A Constituição da República de 1988 conferiu tratamento ímpar à família
e, expressamente, elegeu a união estável à condição de entidade
familiar, senão, veja-se:
Art. 226. A família, base da sociedade, tem especial proteção do Estado.
§ 1º - O casamento é civil e gratuita a celebração.
§ 2º - O casamento religioso tem efeito civil, nos termos da lei.
§ 3º - Para efeito da proteção do Estado, é reconhecida a união
estável entre o homem e a mulher como entidade familiar, devendo a lei
facilitar sua conversão em casamento.
A leitura do dispositivo acima conduz o intérprete à conclusão de que o
casamento e a união estável devem receber idêntica proteção estatal. E a
conclusão não poderia ser distinta, uma vez que ambos são espécies do
gênero instituição familiar. Tamanha é a importância da união estável
que o legislador constituinte, prevendo a possibilidade do intérprete
fazer distinções de tratamentos irrazoáveis entre o casamento e a união
estável, previu explicitamente em relação a esta a proteção do Estado.
Veja que a previsão contida no § 3º em relação à proteção estatal da
união estável não se repetiu em relação ao casamento, embora pareça
óbvio que o casamento indiscutivelmente receberá a proteção do Estado.

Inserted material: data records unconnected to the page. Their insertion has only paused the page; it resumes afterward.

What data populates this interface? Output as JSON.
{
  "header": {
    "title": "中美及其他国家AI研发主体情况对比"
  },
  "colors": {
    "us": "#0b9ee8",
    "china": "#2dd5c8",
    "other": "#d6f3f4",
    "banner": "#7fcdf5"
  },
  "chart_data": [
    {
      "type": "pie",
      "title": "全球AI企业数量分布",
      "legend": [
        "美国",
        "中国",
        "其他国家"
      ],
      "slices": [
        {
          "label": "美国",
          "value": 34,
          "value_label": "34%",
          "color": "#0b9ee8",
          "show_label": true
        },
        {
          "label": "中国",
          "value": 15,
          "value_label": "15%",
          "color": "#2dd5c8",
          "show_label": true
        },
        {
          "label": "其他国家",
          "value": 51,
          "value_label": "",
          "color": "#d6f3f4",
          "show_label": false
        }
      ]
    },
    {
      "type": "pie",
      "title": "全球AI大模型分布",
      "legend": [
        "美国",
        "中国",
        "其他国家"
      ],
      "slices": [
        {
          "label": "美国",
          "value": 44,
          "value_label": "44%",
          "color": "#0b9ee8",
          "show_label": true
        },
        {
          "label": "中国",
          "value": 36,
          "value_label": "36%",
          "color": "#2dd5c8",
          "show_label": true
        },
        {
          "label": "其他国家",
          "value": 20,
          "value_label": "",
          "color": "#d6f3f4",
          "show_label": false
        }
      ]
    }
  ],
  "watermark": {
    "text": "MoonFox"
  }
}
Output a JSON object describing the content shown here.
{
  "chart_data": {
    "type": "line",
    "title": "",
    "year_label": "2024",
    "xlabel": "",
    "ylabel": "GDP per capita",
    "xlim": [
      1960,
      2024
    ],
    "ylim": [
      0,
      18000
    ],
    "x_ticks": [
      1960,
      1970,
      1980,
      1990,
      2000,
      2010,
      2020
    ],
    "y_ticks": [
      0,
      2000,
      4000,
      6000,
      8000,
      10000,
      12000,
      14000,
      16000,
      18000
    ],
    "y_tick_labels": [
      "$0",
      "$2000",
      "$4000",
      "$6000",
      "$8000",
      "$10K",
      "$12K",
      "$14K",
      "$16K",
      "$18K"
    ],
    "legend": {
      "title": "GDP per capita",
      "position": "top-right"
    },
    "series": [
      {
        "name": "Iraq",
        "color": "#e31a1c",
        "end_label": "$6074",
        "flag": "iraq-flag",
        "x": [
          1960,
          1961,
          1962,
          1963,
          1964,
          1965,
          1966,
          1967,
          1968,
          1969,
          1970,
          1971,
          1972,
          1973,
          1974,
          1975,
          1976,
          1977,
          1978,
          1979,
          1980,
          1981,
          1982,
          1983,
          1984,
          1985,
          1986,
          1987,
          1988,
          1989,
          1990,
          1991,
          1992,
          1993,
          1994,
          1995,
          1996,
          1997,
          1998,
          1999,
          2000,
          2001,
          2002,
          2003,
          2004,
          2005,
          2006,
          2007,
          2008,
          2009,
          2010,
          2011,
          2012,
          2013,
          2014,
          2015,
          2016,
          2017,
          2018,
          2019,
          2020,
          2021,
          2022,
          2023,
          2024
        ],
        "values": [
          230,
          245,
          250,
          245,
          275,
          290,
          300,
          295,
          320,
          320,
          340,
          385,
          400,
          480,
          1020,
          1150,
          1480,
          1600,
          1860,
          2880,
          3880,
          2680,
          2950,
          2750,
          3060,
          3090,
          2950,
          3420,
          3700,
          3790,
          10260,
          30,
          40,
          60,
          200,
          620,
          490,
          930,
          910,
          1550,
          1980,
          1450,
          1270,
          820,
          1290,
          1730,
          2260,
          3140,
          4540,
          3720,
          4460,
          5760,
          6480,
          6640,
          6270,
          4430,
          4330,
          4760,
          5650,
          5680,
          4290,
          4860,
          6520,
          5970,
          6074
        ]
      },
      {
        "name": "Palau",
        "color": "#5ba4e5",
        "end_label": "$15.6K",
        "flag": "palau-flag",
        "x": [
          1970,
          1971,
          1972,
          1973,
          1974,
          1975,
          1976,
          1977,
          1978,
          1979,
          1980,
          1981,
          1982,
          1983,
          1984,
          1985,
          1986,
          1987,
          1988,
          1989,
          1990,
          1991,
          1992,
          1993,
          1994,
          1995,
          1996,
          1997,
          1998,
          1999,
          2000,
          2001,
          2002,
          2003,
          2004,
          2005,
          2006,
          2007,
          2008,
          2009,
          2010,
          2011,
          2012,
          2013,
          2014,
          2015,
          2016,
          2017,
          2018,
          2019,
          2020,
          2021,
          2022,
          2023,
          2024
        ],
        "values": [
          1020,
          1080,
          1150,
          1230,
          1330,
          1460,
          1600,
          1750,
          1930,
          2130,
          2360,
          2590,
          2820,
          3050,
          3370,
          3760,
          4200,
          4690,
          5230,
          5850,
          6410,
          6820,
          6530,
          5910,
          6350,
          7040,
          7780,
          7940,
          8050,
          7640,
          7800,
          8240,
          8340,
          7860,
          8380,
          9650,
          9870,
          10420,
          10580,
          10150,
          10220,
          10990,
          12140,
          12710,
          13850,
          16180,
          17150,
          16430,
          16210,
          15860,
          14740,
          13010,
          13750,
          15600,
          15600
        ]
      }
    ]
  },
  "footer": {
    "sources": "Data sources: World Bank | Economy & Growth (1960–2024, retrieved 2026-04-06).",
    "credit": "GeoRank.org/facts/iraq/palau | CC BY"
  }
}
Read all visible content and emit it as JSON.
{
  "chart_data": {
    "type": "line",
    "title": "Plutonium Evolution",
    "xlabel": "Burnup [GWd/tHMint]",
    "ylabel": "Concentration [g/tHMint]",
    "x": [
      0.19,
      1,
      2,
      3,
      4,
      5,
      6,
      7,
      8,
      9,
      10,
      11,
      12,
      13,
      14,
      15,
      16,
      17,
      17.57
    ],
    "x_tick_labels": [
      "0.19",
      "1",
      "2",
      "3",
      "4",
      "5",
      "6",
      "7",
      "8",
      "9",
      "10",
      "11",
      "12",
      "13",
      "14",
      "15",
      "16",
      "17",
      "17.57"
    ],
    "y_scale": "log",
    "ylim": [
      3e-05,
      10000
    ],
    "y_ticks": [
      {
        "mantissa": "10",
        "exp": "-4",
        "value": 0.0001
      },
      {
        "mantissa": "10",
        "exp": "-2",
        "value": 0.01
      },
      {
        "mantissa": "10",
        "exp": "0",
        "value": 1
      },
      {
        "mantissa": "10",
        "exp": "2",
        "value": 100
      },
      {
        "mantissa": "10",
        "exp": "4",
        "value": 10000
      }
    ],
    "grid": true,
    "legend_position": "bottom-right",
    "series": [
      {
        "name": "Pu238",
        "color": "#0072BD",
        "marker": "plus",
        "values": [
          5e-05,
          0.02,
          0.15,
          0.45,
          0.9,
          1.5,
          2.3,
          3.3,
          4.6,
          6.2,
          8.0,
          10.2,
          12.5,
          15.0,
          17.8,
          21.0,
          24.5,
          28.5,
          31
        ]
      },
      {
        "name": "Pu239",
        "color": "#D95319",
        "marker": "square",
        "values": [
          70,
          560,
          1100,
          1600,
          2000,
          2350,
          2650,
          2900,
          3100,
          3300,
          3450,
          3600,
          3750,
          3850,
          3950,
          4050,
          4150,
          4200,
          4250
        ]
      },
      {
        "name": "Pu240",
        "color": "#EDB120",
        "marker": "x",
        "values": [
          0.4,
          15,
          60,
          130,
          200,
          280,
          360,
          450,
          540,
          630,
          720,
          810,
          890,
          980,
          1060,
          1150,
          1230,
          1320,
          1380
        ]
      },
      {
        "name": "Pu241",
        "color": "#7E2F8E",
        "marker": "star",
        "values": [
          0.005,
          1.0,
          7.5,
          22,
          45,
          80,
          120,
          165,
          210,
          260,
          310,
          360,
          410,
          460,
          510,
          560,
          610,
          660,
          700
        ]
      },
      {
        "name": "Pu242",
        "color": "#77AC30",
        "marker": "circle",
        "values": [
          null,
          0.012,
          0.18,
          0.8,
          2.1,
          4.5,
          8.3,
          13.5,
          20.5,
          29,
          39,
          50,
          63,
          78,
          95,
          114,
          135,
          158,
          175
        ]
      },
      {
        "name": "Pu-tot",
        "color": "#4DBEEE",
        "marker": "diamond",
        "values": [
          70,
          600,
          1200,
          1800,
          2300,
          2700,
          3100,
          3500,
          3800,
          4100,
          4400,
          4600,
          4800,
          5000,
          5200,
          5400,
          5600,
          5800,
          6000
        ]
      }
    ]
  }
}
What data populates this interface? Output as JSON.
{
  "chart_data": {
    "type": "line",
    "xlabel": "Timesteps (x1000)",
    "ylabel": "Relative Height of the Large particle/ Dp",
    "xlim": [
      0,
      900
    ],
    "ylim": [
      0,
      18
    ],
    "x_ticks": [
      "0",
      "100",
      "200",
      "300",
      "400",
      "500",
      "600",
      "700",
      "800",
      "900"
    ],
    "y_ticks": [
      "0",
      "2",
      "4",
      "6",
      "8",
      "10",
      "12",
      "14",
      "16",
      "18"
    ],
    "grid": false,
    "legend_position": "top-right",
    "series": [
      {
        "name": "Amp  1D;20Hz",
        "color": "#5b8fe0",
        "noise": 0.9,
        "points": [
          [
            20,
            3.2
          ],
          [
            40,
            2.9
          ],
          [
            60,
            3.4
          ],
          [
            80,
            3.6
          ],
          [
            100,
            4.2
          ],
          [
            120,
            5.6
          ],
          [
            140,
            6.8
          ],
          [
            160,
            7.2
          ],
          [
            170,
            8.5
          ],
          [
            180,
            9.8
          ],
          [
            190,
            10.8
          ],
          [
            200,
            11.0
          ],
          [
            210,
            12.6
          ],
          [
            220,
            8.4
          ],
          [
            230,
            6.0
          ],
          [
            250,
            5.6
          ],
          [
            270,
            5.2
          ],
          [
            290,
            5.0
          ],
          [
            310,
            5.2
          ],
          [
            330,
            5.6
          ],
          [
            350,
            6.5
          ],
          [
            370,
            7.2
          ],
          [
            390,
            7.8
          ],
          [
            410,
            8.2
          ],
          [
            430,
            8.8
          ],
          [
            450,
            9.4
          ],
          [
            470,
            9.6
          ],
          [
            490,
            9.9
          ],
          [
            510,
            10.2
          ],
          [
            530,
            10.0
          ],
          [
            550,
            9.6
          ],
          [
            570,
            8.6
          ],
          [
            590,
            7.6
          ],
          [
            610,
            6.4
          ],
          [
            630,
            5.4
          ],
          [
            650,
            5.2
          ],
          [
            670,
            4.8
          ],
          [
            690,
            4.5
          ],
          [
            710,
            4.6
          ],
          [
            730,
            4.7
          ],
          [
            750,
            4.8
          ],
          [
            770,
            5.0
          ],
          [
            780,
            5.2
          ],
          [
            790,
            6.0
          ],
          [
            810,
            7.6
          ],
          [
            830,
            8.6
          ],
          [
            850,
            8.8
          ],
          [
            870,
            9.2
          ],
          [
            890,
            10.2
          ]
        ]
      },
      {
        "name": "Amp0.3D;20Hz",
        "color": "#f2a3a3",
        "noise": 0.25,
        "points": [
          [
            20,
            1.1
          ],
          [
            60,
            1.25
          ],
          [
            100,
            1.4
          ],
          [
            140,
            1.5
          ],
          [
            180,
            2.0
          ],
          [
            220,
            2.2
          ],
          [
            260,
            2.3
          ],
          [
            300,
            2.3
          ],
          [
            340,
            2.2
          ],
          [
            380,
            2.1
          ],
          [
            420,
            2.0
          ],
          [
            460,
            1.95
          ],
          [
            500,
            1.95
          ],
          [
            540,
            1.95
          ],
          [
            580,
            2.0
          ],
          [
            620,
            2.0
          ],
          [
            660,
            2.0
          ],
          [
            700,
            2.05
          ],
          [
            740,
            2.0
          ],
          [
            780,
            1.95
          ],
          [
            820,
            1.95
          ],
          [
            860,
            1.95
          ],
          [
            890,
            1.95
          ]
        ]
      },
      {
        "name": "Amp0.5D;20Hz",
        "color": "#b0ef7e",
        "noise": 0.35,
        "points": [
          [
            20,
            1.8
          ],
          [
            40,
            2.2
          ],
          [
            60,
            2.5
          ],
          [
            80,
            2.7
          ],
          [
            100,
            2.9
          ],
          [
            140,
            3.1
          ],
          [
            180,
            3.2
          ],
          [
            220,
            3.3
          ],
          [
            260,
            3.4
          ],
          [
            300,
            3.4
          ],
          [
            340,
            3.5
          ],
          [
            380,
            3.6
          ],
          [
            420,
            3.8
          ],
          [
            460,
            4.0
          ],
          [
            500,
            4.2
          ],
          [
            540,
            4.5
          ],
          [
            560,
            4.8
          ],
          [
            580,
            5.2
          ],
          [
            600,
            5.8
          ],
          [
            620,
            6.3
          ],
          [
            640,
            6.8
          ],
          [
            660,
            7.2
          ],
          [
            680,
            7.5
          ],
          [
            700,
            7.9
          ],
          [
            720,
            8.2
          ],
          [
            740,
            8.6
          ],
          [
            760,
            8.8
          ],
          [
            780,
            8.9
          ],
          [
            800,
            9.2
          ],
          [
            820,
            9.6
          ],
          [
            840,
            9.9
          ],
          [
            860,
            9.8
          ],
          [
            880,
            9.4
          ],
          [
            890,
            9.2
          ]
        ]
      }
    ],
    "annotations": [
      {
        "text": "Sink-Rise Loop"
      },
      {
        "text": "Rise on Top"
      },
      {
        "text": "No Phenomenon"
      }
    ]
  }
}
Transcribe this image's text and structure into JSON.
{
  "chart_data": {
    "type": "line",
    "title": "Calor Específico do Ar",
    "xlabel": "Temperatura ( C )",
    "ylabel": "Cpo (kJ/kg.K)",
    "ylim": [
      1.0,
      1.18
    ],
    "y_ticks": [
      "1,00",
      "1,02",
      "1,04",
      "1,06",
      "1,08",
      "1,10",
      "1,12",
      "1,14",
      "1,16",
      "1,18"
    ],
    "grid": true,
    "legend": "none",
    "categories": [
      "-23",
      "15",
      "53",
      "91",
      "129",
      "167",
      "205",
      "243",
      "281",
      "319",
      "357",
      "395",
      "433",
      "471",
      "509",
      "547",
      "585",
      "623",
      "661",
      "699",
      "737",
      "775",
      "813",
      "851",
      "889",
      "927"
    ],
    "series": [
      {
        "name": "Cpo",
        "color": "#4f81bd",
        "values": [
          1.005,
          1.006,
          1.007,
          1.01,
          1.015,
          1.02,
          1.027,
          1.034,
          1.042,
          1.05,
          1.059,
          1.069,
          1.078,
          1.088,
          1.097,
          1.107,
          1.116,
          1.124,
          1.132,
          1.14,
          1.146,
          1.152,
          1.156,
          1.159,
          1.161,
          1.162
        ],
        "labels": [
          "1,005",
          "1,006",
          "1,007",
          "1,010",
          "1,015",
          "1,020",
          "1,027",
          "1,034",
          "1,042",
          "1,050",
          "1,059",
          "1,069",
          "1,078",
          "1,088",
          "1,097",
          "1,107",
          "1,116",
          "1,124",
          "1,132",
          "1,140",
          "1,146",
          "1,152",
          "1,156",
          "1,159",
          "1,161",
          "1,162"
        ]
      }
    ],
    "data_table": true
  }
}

Pensamos que ao legislador constituinte pareceu que a obviedade da
proteção conferida ao casamento poderia não se repetir quando do trato
da união estável. Por isso, com o fim de não deixar margens às dúvidas,
foi expresso e claro.
A proteção à família insculpida no texto constitucional vai ao encontro
da dignidade da pessoa humana, que é um dos fundamentos da República
Federativa do Brasil. Observe-se que somente haverá dignidade se todas
as formas de arranjos familiares forem reconhecidos e protegidos pelo
Estado. O princípio da dignidade da pessoa humana, portanto, abre o
conceito de família(s).
Sem a pretensão de adentrar nos diversos arranjos familiares
(socioafetivo, homoafetivo, monoparental, anaparental, pluriparental
etc), que não são o enfoque desta breve análise, vamos nos delimitar à
união estável formada entre homem e mulher. A união estável é definida
pelo artigo 1.723 do Código Civil nos seguintes moldes:
Art. 1.723. É reconhecida como entidade familiar a união estável entre
o homem e a mulher, configurada na convivência pública, contínua e
duradoura e estabelecida com o objetivo de constituição de família.
Deflagra-se da norma acima que a união estável, sob o prisma
sociológico, identifica-se com o casamento. Ora, se o cotidiano da nossa
sociedade demonstra que no plano fático a união se equipara ao
casamento, posto que é configurada na convivência pública, contínua e
duradoura e estabelecida com o objetivo de constituição de família, não
cabe ao legislador, muito menos ao exegeta, negar esta realidade.
Não cabe ao intérprete negar aquilo que o legislador constituinte
expressamente determinou, ou seja, a proteção tanto do casamento quanto
da união estável.
Importante considerar que não é a formalidade do casamento que faz
presumir filiação, mas sim a situação fática, a coabitação do casal.
Tanto é verdade que a presunção de filiação permanece intacta ainda que o
casamento venha a ser declarado nulo ou se trate de casamento putativo.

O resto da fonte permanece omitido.